The second error is when you say “at any point one can opt out.” No, one can’t. “Out” where? Where is the “out” that one can go? Out into the rest of the non-anarchic world? But how much prophetic ability does it take to realize that the rest of the world won’t allow such a society to exist? Given the first chance, such a powerless, defenseless society will be attacked and taken advantage of by those with enough power to attack it. I know, I already expounded this point in my previous comments, but I’m thinking that perhaps it’s harder for you Americans to grasp it, because you’re so much accustomed to the idea of a fortress-like country. And yet, your fortress is invincible thanks to its military technology. Can you imagine your country completely anarchic, having abandoned its military technology, the research for new weapons and their manufacturing (for I don’t think you’d include those in the A.S.A. the Anarchic States of America, am I right?) and in spite of that to retain its national sovereignty and anarchic identity? I, for one, can’t. Would you like to hear my opinion about what would happen if you established the A.S.A.? Soon after you brought down the walls of your fortress you’d be invaded by the Mexicans. Do you know how many hungry millions there are in Mexico, who would gladly grab a large piece of your “pie” without sharing with you the anarchic principles of mutual respect and cooperation? Lots! And do you have any idea about the Mexican mafia? Are you aware of how eagerly the Mexican mafiosi would shoot you in order to grab whatever you have, which, anyway, is much more than what they have? So, if you think carefully about all that, I think you’ll agree that a non-anarchic “outside world” must not be allowed to exist; the entire world must suddenly turn into an anarchic society for you to survive, something which is entirely impossible.



Footnotes:
  1. (^) Exarcheia Square is a square in downtown Athens, Greece, known for its coffee shops with a high concentration of people who belong to my target audience.

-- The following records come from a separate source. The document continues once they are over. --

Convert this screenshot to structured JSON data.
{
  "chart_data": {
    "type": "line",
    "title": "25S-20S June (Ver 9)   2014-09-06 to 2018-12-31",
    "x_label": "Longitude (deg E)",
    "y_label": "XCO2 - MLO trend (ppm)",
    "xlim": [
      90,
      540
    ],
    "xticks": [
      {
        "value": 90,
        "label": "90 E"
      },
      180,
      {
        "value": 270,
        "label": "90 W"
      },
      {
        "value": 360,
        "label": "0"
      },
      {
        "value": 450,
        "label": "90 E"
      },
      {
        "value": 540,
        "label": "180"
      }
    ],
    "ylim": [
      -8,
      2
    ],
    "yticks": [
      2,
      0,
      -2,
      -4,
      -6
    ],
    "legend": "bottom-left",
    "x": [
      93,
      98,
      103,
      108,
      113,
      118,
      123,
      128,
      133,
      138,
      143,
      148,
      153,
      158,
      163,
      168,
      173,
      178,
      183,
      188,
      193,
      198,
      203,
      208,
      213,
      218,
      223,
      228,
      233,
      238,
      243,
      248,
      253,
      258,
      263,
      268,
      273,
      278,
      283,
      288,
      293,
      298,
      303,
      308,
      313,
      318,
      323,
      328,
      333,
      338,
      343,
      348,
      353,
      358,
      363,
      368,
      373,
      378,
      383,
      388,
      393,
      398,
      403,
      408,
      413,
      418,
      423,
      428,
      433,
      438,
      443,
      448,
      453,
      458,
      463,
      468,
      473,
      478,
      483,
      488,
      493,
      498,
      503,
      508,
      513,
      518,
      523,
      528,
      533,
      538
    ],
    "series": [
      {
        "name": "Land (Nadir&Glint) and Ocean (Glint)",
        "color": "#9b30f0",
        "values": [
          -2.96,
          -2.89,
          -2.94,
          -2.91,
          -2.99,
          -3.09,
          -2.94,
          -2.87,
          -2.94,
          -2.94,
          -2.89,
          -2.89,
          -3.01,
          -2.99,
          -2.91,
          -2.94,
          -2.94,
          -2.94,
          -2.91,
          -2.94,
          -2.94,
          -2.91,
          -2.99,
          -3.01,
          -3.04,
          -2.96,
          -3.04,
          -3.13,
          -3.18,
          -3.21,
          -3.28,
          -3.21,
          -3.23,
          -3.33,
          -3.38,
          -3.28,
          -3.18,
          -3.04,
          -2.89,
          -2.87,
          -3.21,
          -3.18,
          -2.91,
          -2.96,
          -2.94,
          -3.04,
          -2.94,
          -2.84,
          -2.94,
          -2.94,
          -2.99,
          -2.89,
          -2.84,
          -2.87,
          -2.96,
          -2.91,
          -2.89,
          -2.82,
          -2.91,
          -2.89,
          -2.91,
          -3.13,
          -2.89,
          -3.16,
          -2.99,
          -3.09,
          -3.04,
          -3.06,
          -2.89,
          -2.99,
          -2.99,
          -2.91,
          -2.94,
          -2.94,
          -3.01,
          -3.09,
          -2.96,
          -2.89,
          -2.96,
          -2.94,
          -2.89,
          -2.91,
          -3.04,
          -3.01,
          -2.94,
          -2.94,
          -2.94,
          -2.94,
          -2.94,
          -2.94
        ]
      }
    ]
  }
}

  2. (^) “Anarchy”, from Greek “Anarchía” (Αναρχία < αν·αρχη·ια), or “un·author·ity”: the state of being without authority, a word with a meaning which is transparent to Greeks.
     

  3. (^) Correction: not just “an eminent linguist”, but the Father of modern linguistics.
     

  4. (^) This is actually a more general rule, applying also in biology: there are still bacteria around (in fact, too many), even though newer forms of life have appeared for the past two billion years. Bacteria did not all go extinct because the eukaryotic cells, and then the multicellular organisms appeared. Same for every type or form of life that existed before some newer form; most of the older forms of life are still with us.
     

  5. (^) Public universities charge nothing to students in Greece: there is no tuition, and most of the textbooks are distributed to the students free of charge. Therefore, the rest of us Greeks pay for the cost through our taxes. In addition, there are still (2009) no private universities in Greece, forbidden by the constitution for some peculiar reason, although there is a strong political drive to rectify this anomaly.

  6. (^) The Pindus Mts. form a mountainous region, the “backbone” of central Greece, a very sparsely populated area, and one of the poorest in the European Union.

  7. (^) A “hole in water” is an expression in Greek, meaning something that is undone as soon as it is accomplished.